Unlike surgical margins and urinary control, reporting figures for the recovery of erections is complex, making comparisons between surgeons difficult.
This is because the extent to which a man’s erections will recover depends upon:
The age of the man (older men have less recovery of erections)
How strong the erections were before surgery (any pre-existing weakness dramatically reduces recovery)

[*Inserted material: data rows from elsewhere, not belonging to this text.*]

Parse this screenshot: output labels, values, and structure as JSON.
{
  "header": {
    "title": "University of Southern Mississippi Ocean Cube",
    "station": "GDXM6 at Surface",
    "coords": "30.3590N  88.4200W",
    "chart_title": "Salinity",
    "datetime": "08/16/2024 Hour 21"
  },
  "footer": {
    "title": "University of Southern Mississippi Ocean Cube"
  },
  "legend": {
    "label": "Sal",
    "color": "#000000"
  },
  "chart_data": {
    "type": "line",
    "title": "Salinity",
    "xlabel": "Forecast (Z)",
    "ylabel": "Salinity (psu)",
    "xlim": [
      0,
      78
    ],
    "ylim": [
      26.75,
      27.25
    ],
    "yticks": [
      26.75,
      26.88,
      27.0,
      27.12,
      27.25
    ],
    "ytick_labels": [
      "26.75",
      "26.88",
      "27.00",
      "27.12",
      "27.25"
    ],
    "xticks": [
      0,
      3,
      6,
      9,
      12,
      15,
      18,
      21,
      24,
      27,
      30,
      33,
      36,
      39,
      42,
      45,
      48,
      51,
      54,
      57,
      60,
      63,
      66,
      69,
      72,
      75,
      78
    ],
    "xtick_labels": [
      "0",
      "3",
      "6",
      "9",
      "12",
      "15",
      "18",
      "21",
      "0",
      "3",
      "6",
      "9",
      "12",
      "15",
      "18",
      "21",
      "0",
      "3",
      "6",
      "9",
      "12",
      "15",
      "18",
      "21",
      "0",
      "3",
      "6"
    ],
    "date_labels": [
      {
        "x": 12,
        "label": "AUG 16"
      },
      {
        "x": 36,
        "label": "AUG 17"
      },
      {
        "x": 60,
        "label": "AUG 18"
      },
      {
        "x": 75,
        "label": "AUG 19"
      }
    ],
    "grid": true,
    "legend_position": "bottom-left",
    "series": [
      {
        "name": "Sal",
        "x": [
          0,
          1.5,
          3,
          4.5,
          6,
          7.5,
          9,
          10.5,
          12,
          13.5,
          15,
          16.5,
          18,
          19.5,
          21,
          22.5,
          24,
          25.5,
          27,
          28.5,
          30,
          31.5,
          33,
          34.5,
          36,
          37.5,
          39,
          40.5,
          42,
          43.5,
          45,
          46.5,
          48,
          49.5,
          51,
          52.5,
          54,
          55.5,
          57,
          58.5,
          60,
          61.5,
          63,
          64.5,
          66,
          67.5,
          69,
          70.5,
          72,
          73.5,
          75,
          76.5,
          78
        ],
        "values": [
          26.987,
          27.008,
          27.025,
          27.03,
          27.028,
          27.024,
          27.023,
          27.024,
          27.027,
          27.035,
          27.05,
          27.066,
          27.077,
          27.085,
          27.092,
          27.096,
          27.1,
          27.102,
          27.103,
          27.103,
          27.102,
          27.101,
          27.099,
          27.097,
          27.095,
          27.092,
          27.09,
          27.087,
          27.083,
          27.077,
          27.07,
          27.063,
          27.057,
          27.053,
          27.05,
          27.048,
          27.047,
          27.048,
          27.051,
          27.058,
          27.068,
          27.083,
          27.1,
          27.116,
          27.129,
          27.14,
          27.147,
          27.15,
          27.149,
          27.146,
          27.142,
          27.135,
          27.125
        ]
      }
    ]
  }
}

Other medical conditions (diabetes, smoking, vascular disease, heart disease eg stents, neurologic conditions)
Time since surgery
The number of nerve fibres spared (on a 5 point scale between none, partial on one or both sides and full nerve sparing on both sides)
Whether a man is sexually active and how much he pursues erectile rehabilitation with tablets, pumps and injections.
The need to use special questionnaires to collect ‘scores’ that enable accurate comparisons between men
Given all these factors, comparisons between surgeons and studies is very difficult.
A/Prof Thompson does perform careful nerve-sparing wherever it is safe to do so without compromising cancer cure. He is able to perform both complete and partial nerve sparing on each side, depending on each man’s unique situation.
The bottom line is that for younger men (e.g. below 65 years of age) who have good erections, are otherwise healthy and are suitable for nerve sparing on both sides, Dr Thompson is able to achieve good recovery of erections (Adequate for satisfactory sexual intercourse, possibly requiring the use of a Viagra) in most men, i.e. around 80%.
For healthy men with good erections who have complete nerve sparing on one side or partial nerve sparing on both sides, the chance of recovering erections adequate for intercourse (with or without Viagra) is lower but still possible, i.e. around 40-50%.